How are you Nik? Hope your weekend is still going ok.
Loads of love
Emily xXx :angel:
Nikkita 03-07-2004, 10:21 AM Hi guys
Well, i went round to a friends yesterday,shes also a neighbour who knows a bit about whats been going on. So we were chatting and stuff,the reason i had gone round was to give her some clothes which are too big, so she was really chuffed and then she just turned round and said"I wish i could lose weight. I'm so envious of you right now"I never said anything but when i went home i was so angry, especially since she knows about the bulimia.It just sounded like all my problems were insignificant because at the end of the day ive lost weight!It really put me in a bad mood for the rest of the day.Have you both came across really tactless comments like that?i mean the whole weight/food thing is on our minds constantly and stupid comments like that just do not help me cope.

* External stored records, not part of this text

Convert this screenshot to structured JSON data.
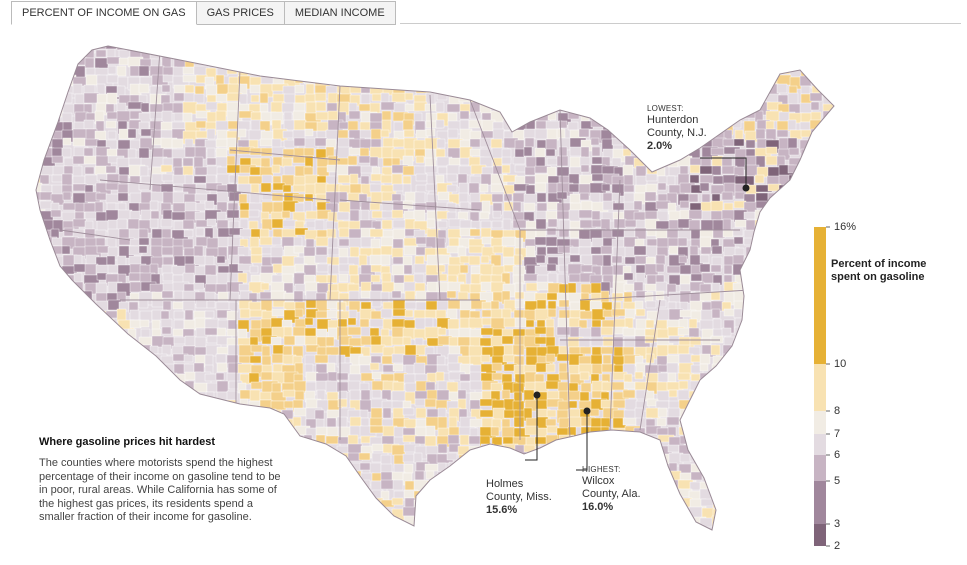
{
  "tabs": [
    {
      "label": "PERCENT OF INCOME ON GAS",
      "active": true
    },
    {
      "label": "GAS PRICES",
      "active": false
    },
    {
      "label": "MEDIAN INCOME",
      "active": false
    }
  ],
  "annotations": {
    "lowest": {
      "tag": "LOWEST:",
      "place_1": "Hunterdon",
      "place_2": "County, N.J.",
      "value": "2.0%"
    },
    "holmes": {
      "place_1": "Holmes",
      "place_2": "County, Miss.",
      "value": "15.6%"
    },
    "highest": {
      "tag": "HIGHEST:",
      "place_1": "Wilcox",
      "place_2": "County, Ala.",
      "value": "16.0%"
    }
  },
  "story": {
    "title": "Where gasoline prices hit hardest",
    "body": "The counties where motorists spend the highest percentage of their income on gasoline tend to be in poor, rural areas. While California has some of the highest gas prices, its residents spend a smaller fraction of their income for gasoline."
  },
  "legend": {
    "title_1": "Percent of income",
    "title_2": "spent on gasoline",
    "stops": [
      {
        "label": "16%",
        "value": 16,
        "color": "#e6b135"
      },
      {
        "label": "10",
        "value": 10,
        "color": "#f4d08a"
      },
      {
        "label": "8",
        "value": 8,
        "color": "#f8e2b2"
      },
      {
        "label": "7",
        "value": 7,
        "color": "#f1ece4"
      },
      {
        "label": "6",
        "value": 6,
        "color": "#e3dbe1"
      },
      {
        "label": "5",
        "value": 5,
        "color": "#c7b4c3"
      },
      {
        "label": "3",
        "value": 3,
        "color": "#a0879c"
      },
      {
        "label": "2",
        "value": 2,
        "color": "#7f6479"
      }
    ]
  },
  "colors": {
    "border": "#ffffff",
    "state_line": "#a08f9c",
    "marker": "#222222"
  }
}
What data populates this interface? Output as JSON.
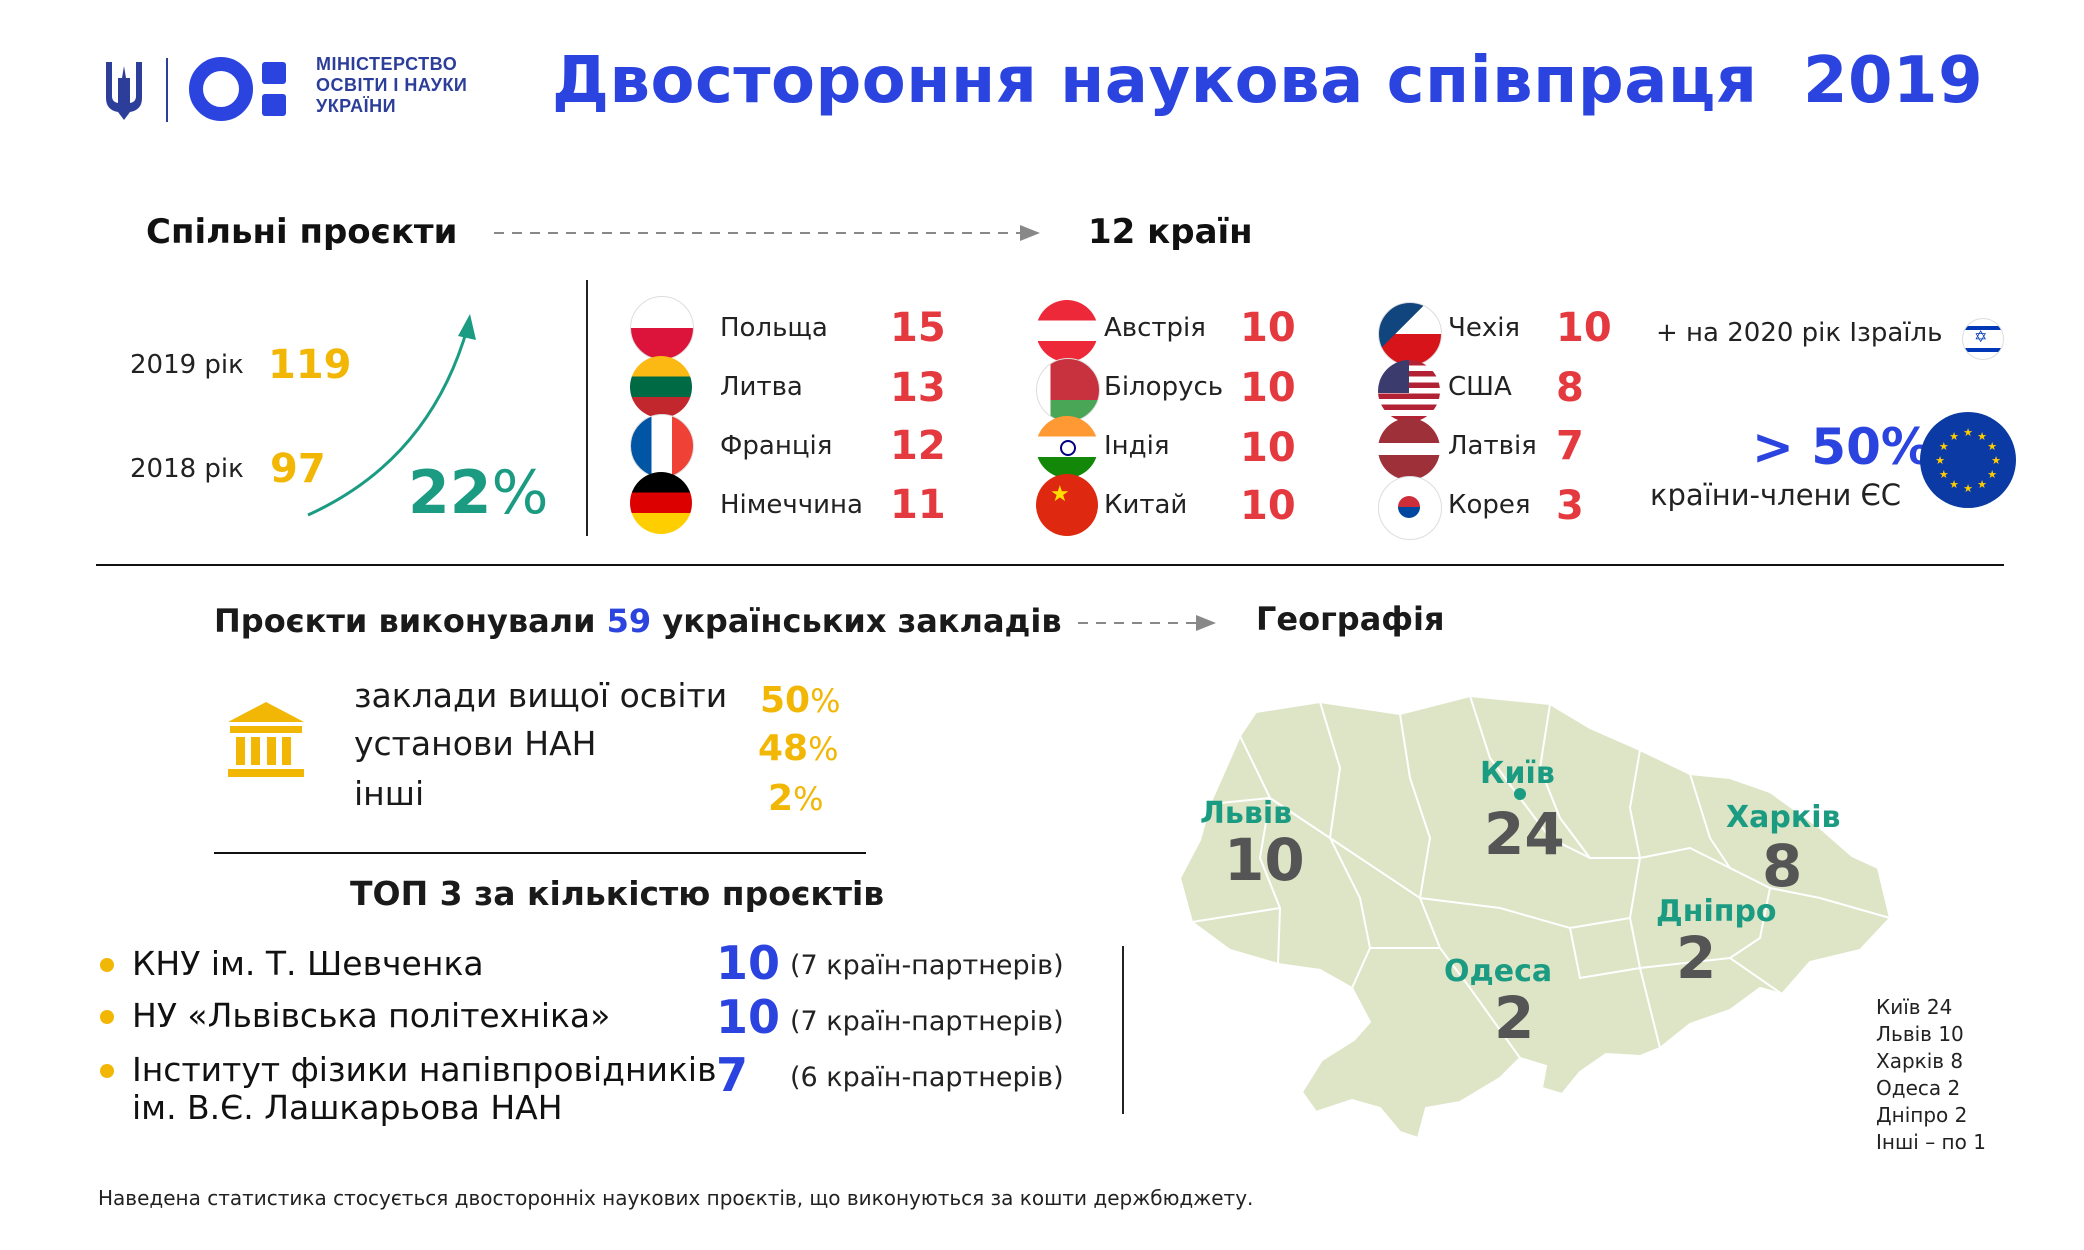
{
  "logo": {
    "line1": "МІНІСТЕРСТВО",
    "line2": "ОСВІТИ І НАУКИ",
    "line3": "УКРАЇНИ"
  },
  "title": "Двостороння наукова співпраця  2019",
  "projects": {
    "heading": "Спільні проєкти",
    "countries_total": "12 країн",
    "year_2019_label": "2019 рік",
    "year_2019_value": "119",
    "year_2018_label": "2018 рік",
    "year_2018_value": "97",
    "growth": "22",
    "growth_unit": "%"
  },
  "countries": [
    {
      "name": "Польща",
      "value": "15",
      "flag": "poland-flag-icon"
    },
    {
      "name": "Литва",
      "value": "13",
      "flag": "lithuania-flag-icon"
    },
    {
      "name": "Франція",
      "value": "12",
      "flag": "france-flag-icon"
    },
    {
      "name": "Німеччина",
      "value": "11",
      "flag": "germany-flag-icon"
    },
    {
      "name": "Австрія",
      "value": "10",
      "flag": "austria-flag-icon"
    },
    {
      "name": "Білорусь",
      "value": "10",
      "flag": "belarus-flag-icon"
    },
    {
      "name": "Індія",
      "value": "10",
      "flag": "india-flag-icon"
    },
    {
      "name": "Китай",
      "value": "10",
      "flag": "china-flag-icon"
    },
    {
      "name": "Чехія",
      "value": "10",
      "flag": "czech-flag-icon"
    },
    {
      "name": "США",
      "value": "8",
      "flag": "usa-flag-icon"
    },
    {
      "name": "Латвія",
      "value": "7",
      "flag": "latvia-flag-icon"
    },
    {
      "name": "Корея",
      "value": "3",
      "flag": "korea-flag-icon"
    }
  ],
  "israel_note": "+ на 2020 рік Ізраїль",
  "eu": {
    "value": "> 50%",
    "label": "країни-члени ЄС"
  },
  "institutions": {
    "heading_pre": "Проєкти виконували",
    "heading_num": "59",
    "heading_post": "українських закладів",
    "geography": "Географія",
    "rows": [
      {
        "label": "заклади вищої освіти",
        "value": "50",
        "unit": "%"
      },
      {
        "label": "установи НАН",
        "value": "48",
        "unit": "%"
      },
      {
        "label": "інші",
        "value": "2",
        "unit": "%"
      }
    ]
  },
  "top3": {
    "heading": "ТОП 3 за кількістю проєктів",
    "items": [
      {
        "name": "КНУ ім. Т. Шевченка",
        "name2": "",
        "value": "10",
        "partners": "(7 країн-партнерів)"
      },
      {
        "name": "НУ «Львівська політехніка»",
        "name2": "",
        "value": "10",
        "partners": "(7 країн-партнерів)"
      },
      {
        "name": "Інститут фізики напівпровідників",
        "name2": "ім. В.Є. Лашкарьова НАН",
        "value": "7",
        "partners": "(6 країн-партнерів)"
      }
    ]
  },
  "map": {
    "cities": [
      {
        "name": "Львів",
        "value": "10"
      },
      {
        "name": "Київ",
        "value": "24"
      },
      {
        "name": "Харків",
        "value": "8"
      },
      {
        "name": "Дніпро",
        "value": "2"
      },
      {
        "name": "Одеса",
        "value": "2"
      }
    ],
    "legend": [
      "Київ 24",
      "Львів 10",
      "Харків 8",
      "Одеса 2",
      "Дніпро 2",
      "Інші – по 1"
    ]
  },
  "footnote": "Наведена статистика стосується двосторонніх наукових проєктів, що виконуються за кошти держбюджету.",
  "colors": {
    "title_blue": "#2b44e0",
    "yellow": "#f2b705",
    "red": "#e4393f",
    "teal": "#1a9b82",
    "map_fill": "#dde5c6"
  }
}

And im also stressing out a bit about work.I work as an artists model and theres one particular tutor who seems to like to dress me up in these really TINY vintage type dresses and im so paranoid that if i put an ounce on i wont fit in to them. im putting ALOT of pressure on myself i know but what can i do?Nobody at my work knows anything and i kind of want it to stay that way for now.
Anyway, im done with moaning!H, all the best for tomorrow. I will be SO thinking about you. Im so concerned about you both. Its like ive acquired a couple of sisters or something!Do you know what i mean?